The prognosis of a patient with melanoma is primarily related to the depth of invasion into the skin as measured by Breslow thickness (T-stage), whether regional nodal spread is present (N-stage), and whether distant metastases have developed (M-stage).Within the group of patients with distant disease, the prognosis is determined by the site and burden of metastases.Patients with distant skin, subcutaneous or nodal metastases only (M1a) have a median survival of 12.8 months; patients with lung metastases (M1b) have an 11.8-month median survival; and patients with visceral metastases or elevation of lactate dehydrogenase (LDH) (M1c) have a 7.8-month median survival. Metastatic melanoma arising from the choriod of the eye (the second most common site for melanomas to develop) has an even poorer response to treatment than metastases arising from primary skin location, suggesting that choriodal melanomas have a different clinical biology and should be considered a separate disease.

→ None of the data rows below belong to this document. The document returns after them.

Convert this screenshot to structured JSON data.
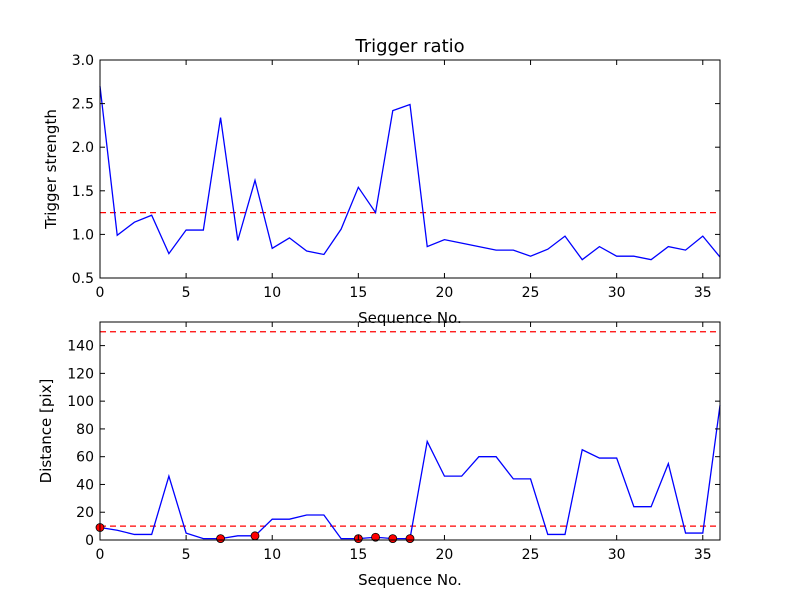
{
  "chart_data": [
    {
      "type": "line",
      "title": "Trigger ratio",
      "xlabel": "Sequence No.",
      "ylabel": "Trigger strength",
      "xlim": [
        0,
        36
      ],
      "ylim": [
        0.5,
        3.0
      ],
      "xticks": [
        0,
        5,
        10,
        15,
        20,
        25,
        30,
        35
      ],
      "yticks": [
        0.5,
        1.0,
        1.5,
        2.0,
        2.5,
        3.0
      ],
      "xtick_labels": [
        "0",
        "5",
        "10",
        "15",
        "20",
        "25",
        "30",
        "35"
      ],
      "ytick_labels": [
        "0.5",
        "1.0",
        "1.5",
        "2.0",
        "2.5",
        "3.0"
      ],
      "grid": false,
      "series": [
        {
          "color": "#0000ff",
          "x": [
            0,
            1,
            2,
            3,
            4,
            5,
            6,
            7,
            8,
            9,
            10,
            11,
            12,
            13,
            14,
            15,
            16,
            17,
            18,
            19,
            20,
            21,
            22,
            23,
            24,
            25,
            26,
            27,
            28,
            29,
            30,
            31,
            32,
            33,
            34,
            35,
            36
          ],
          "values": [
            2.7,
            0.99,
            1.14,
            1.22,
            0.78,
            1.05,
            1.05,
            2.34,
            0.93,
            1.62,
            0.84,
            0.96,
            0.81,
            0.77,
            1.06,
            1.54,
            1.25,
            2.42,
            2.49,
            0.86,
            0.94,
            0.9,
            0.86,
            0.82,
            0.82,
            0.75,
            0.83,
            0.98,
            0.71,
            0.86,
            0.75,
            0.75,
            0.71,
            0.86,
            0.82,
            0.98,
            0.74
          ]
        }
      ],
      "threshold": {
        "value": 1.25,
        "color": "#ff0000",
        "style": "dashed"
      }
    },
    {
      "type": "line",
      "title": "",
      "xlabel": "Sequence No.",
      "ylabel": "Distance [pix]",
      "xlim": [
        0,
        36
      ],
      "ylim": [
        0,
        157
      ],
      "xticks": [
        0,
        5,
        10,
        15,
        20,
        25,
        30,
        35
      ],
      "yticks": [
        0,
        20,
        40,
        60,
        80,
        100,
        120,
        140
      ],
      "xtick_labels": [
        "0",
        "5",
        "10",
        "15",
        "20",
        "25",
        "30",
        "35"
      ],
      "ytick_labels": [
        "0",
        "20",
        "40",
        "60",
        "80",
        "100",
        "120",
        "140"
      ],
      "grid": false,
      "series": [
        {
          "color": "#0000ff",
          "x": [
            0,
            1,
            2,
            3,
            4,
            5,
            6,
            7,
            8,
            9,
            10,
            11,
            12,
            13,
            14,
            15,
            16,
            17,
            18,
            19,
            20,
            21,
            22,
            23,
            24,
            25,
            26,
            27,
            28,
            29,
            30,
            31,
            32,
            33,
            34,
            35,
            36
          ],
          "values": [
            9,
            7,
            4,
            4,
            46,
            5,
            1,
            1,
            3,
            3,
            15,
            15,
            18,
            18,
            1,
            1,
            2,
            1,
            1,
            71,
            46,
            46,
            60,
            60,
            44,
            44,
            4,
            4,
            65,
            59,
            59,
            24,
            24,
            55,
            5,
            5,
            97
          ]
        }
      ],
      "markers": {
        "color": "#ff0000",
        "x": [
          0,
          7,
          9,
          15,
          16,
          17,
          18
        ],
        "values": [
          9,
          1,
          3,
          1,
          2,
          1,
          1
        ]
      },
      "thresholds": [
        {
          "value": 10,
          "color": "#ff0000",
          "style": "dashed"
        },
        {
          "value": 150,
          "color": "#ff0000",
          "style": "dashed"
        }
      ]
    }
  ]
}
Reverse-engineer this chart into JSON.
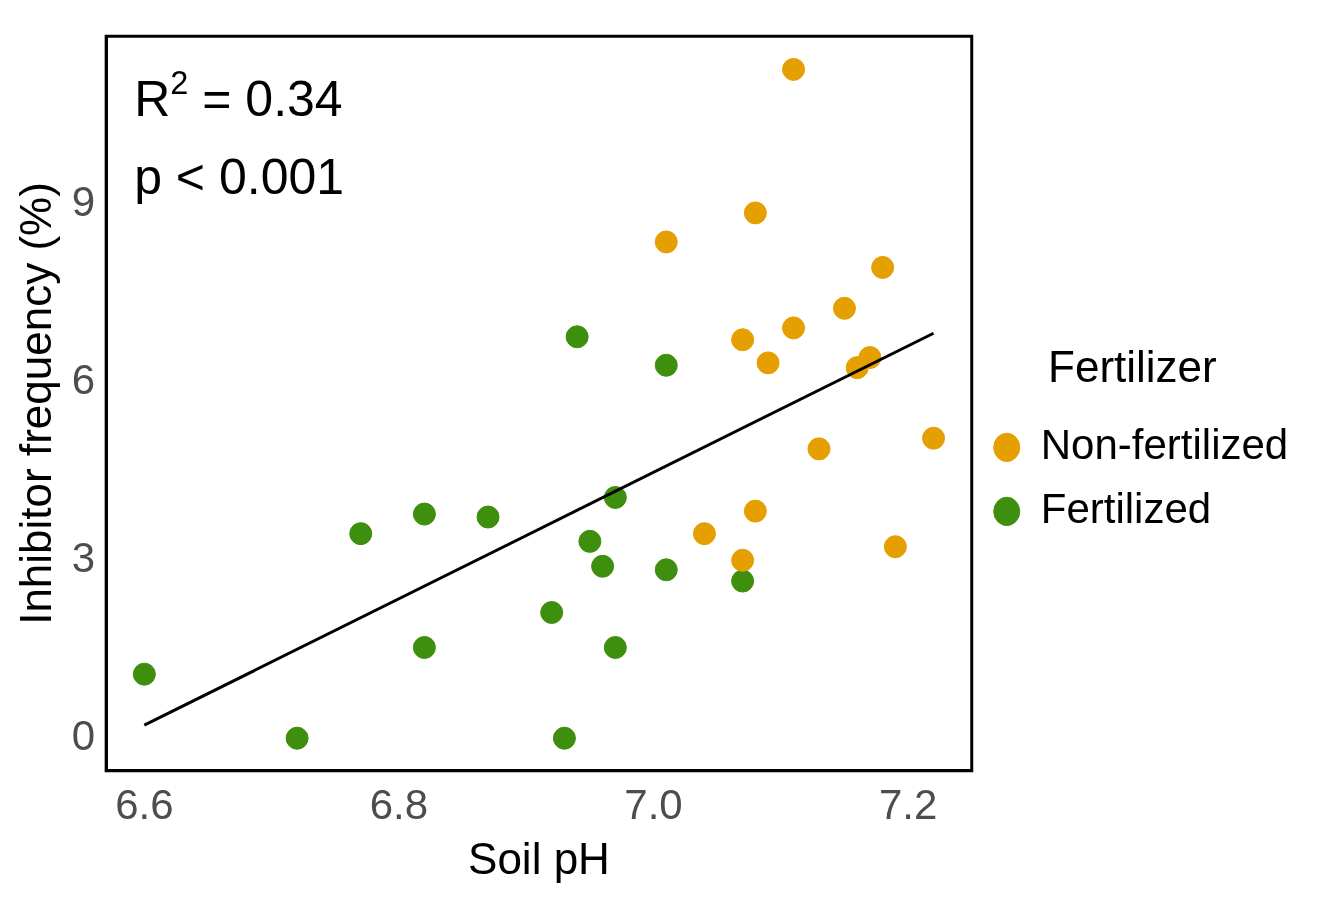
{
  "chart_data": {
    "type": "scatter",
    "xlabel": "Soil pH",
    "ylabel": "Inhibitor frequency (%)",
    "legend_title": "Fertilizer",
    "legend": "right",
    "grid": false,
    "xlim": [
      6.57,
      7.25
    ],
    "ylim": [
      -0.55,
      11.84
    ],
    "xticks": [
      6.6,
      6.8,
      {
        "value": 7.0,
        "label": "7.0"
      },
      7.2
    ],
    "yticks": [
      0,
      3,
      6,
      9
    ],
    "annotations": [
      "R$^{2}$ = 0.34",
      "p < 0.001"
    ],
    "series": [
      {
        "name": "Non-fertilized",
        "color": "#e69f00",
        "marker": "circle",
        "x": [
          7.11,
          7.08,
          7.01,
          7.18,
          7.15,
          7.07,
          7.11,
          7.09,
          7.17,
          7.16,
          7.22,
          7.13,
          7.08,
          7.04,
          7.19,
          7.07
        ],
        "values": [
          11.28,
          8.86,
          8.37,
          7.94,
          7.25,
          6.72,
          6.92,
          6.33,
          6.42,
          6.25,
          5.06,
          4.88,
          3.83,
          3.45,
          3.23,
          3.0
        ]
      },
      {
        "name": "Fertilized",
        "color": "#3f8f0e",
        "marker": "circle",
        "x": [
          6.6,
          6.72,
          6.77,
          6.82,
          6.82,
          6.87,
          6.94,
          7.01,
          6.97,
          6.95,
          6.96,
          7.01,
          7.07,
          6.92,
          6.97,
          6.93
        ],
        "values": [
          1.08,
          0,
          3.45,
          3.78,
          1.53,
          3.73,
          6.77,
          6.29,
          4.06,
          3.32,
          2.9,
          2.84,
          2.65,
          2.12,
          1.53,
          0
        ]
      },
      {
        "type": "line",
        "color": "#000000",
        "x": [
          6.6,
          7.22
        ],
        "values": [
          0.22,
          6.83
        ]
      }
    ]
  }
}
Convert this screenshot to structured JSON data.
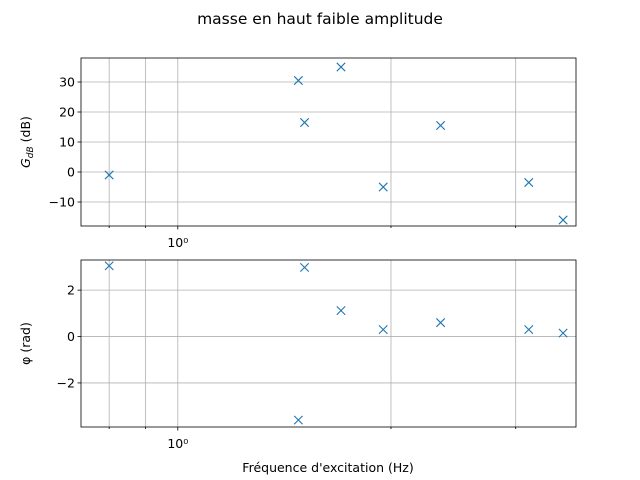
{
  "chart_data": {
    "title": "masse en haut faible amplitude",
    "type": "scatter",
    "x_scale": "log",
    "xlabel": "Fréquence d'excitation (Hz)",
    "xlim": [
      0.73,
      3.65
    ],
    "x_tick_labels": [
      {
        "value": 1.0,
        "label": "10⁰"
      }
    ],
    "x_minor_ticks": [
      0.8,
      0.9,
      2,
      3
    ],
    "grid": true,
    "marker": "x",
    "color": "#1f77b4",
    "x": [
      0.8,
      1.48,
      1.51,
      1.7,
      1.95,
      2.35,
      3.13,
      3.5
    ],
    "subplots": [
      {
        "ylabel_main": "G",
        "ylabel_sub": "dB",
        "ylabel_unit": " (dB)",
        "ylim": [
          -18,
          38
        ],
        "yticks": [
          -10,
          0,
          10,
          20,
          30
        ],
        "y": [
          -1,
          30.5,
          16.5,
          35,
          -5,
          15.5,
          -3.5,
          -16
        ]
      },
      {
        "ylabel": "φ (rad)",
        "ylim": [
          -3.9,
          3.3
        ],
        "yticks": [
          -2,
          0,
          2
        ],
        "y": [
          3.05,
          -3.6,
          2.98,
          1.12,
          0.3,
          0.6,
          0.3,
          0.15
        ]
      }
    ]
  }
}
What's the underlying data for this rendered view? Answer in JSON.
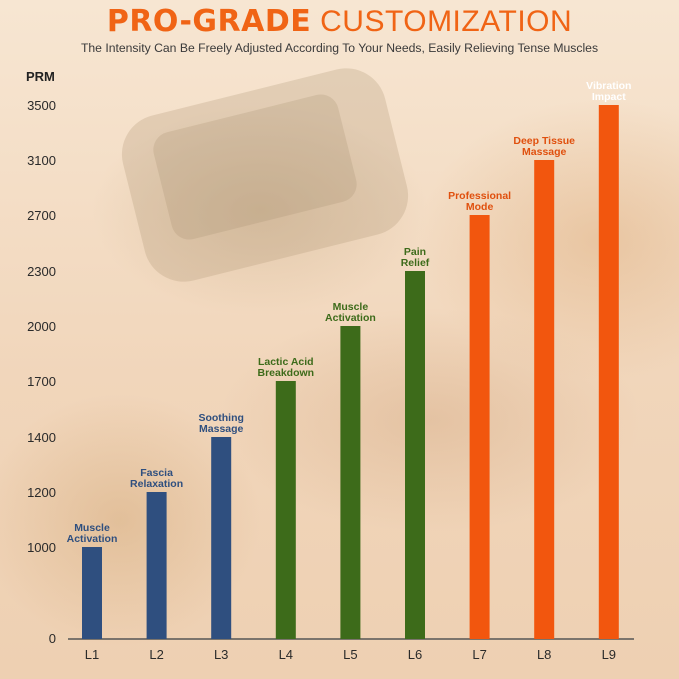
{
  "title": {
    "part1": "PRO-GRADE",
    "part2": "CUSTOMIZATION"
  },
  "subtitle": "The Intensity Can Be Freely Adjusted According To Your Needs, Easily Relieving Tense Muscles",
  "colors": {
    "title": "#f06415",
    "blue": "#2f4f7f",
    "green": "#3d6b1a",
    "orange": "#f2560e"
  },
  "chart_data": {
    "type": "bar",
    "ylabel": "PRM",
    "yticks": [
      0,
      1000,
      1200,
      1400,
      1700,
      2000,
      2300,
      2700,
      3100,
      3500
    ],
    "categories": [
      "L1",
      "L2",
      "L3",
      "L4",
      "L5",
      "L6",
      "L7",
      "L8",
      "L9"
    ],
    "values": [
      1000,
      1200,
      1400,
      1700,
      2000,
      2300,
      2700,
      3100,
      3500
    ],
    "labels": [
      [
        "Muscle",
        "Activation"
      ],
      [
        "Fascia",
        "Relaxation"
      ],
      [
        "Soothing",
        "Massage"
      ],
      [
        "Lactic Acid",
        "Breakdown"
      ],
      [
        "Muscle",
        "Activation"
      ],
      [
        "Pain",
        "Relief"
      ],
      [
        "Professional",
        "Mode"
      ],
      [
        "Deep Tissue",
        "Massage"
      ],
      [
        "Vibration",
        "Impact"
      ]
    ],
    "bar_colors": [
      "#2f4f7f",
      "#2f4f7f",
      "#2f4f7f",
      "#3d6b1a",
      "#3d6b1a",
      "#3d6b1a",
      "#f2560e",
      "#f2560e",
      "#f2560e"
    ],
    "label_colors": [
      "#2f4f7f",
      "#2f4f7f",
      "#2f4f7f",
      "#3d6b1a",
      "#3d6b1a",
      "#3d6b1a",
      "#e0500e",
      "#e0500e",
      "#ffffff"
    ],
    "grid": false,
    "legend": "none"
  }
}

Simple wide excision of the primary site is curative when cutaneous melanomas are found early and have a shallow depth of invasion. Unfortunately, once distant metastases have developed,therapeutic options are limited and those available have had little impact on survival except in a small minority of patients.

Those treatments that do provide durable remissions in a small minority of patients are typically associated with a high likelihood of serious adverse events including a risk of death. Therefore, an open discussion of expectations, risk, and benefits with the patient and their family is an important first step in setting the stage for intervention.

As with other types of cancer that have limited treatment possibilities, participation in clinical trials designed to evaluate new therapeutic strategies should be considered as a first-line option. Many new treatment strategies being evaluated in phase II and randomized phase III studies are available through national cooperative groups or through the National Cancer Institute's Clinical Trials Program and may be accessible in the community oncologist office. If not, referral to a melanoma center should be considered.

Current standard therapy for metastatic melanoma includes chemotherapy, biotherapy, and bio- chemotherapy. These treatments have never been tested against best supportive care, making it difficult to form firm conclusions about clinical benefit. Since the 1970s, numerous phase II studies have identified several alkylating agents with activity, most notably dacarbazine (DTIC) and carmustine (BCNU). DTIC has an objective response rate of 19%, with a median duration of response of four months. The six-year survival for metastatic melanoma patients treated with DTIC is less than 2%.Temozolomide (TMZ), an oral alkylating agent, is chemically converted in the body to monomethyl triazenoimidazole carboxamide (MTIC), the active metabolite in DTIC. By virtue of being oral, TMZ allows exploration of low dose chronic administration. One advantage of this approach is the ability to modulate O (6)- methylguanine-DNA methyltransferase, one of the major resistant pathways for this class of alkylating agents. Of note is the observation that TMZ induces significant changes in peripheral blood helper T-cell status, resulting in an increased risk of opportunistic infections. The exploratory studies with TMZ have not yet been confirmed in larger multicenter trials. In a randomized study comparing fotemustine, a third generation nitrosurea, and DTIC, fotemustine was associated with a slightly higher response rate compared with DTIC (15% versus 7.2%) and a 1.6- month survival advantage.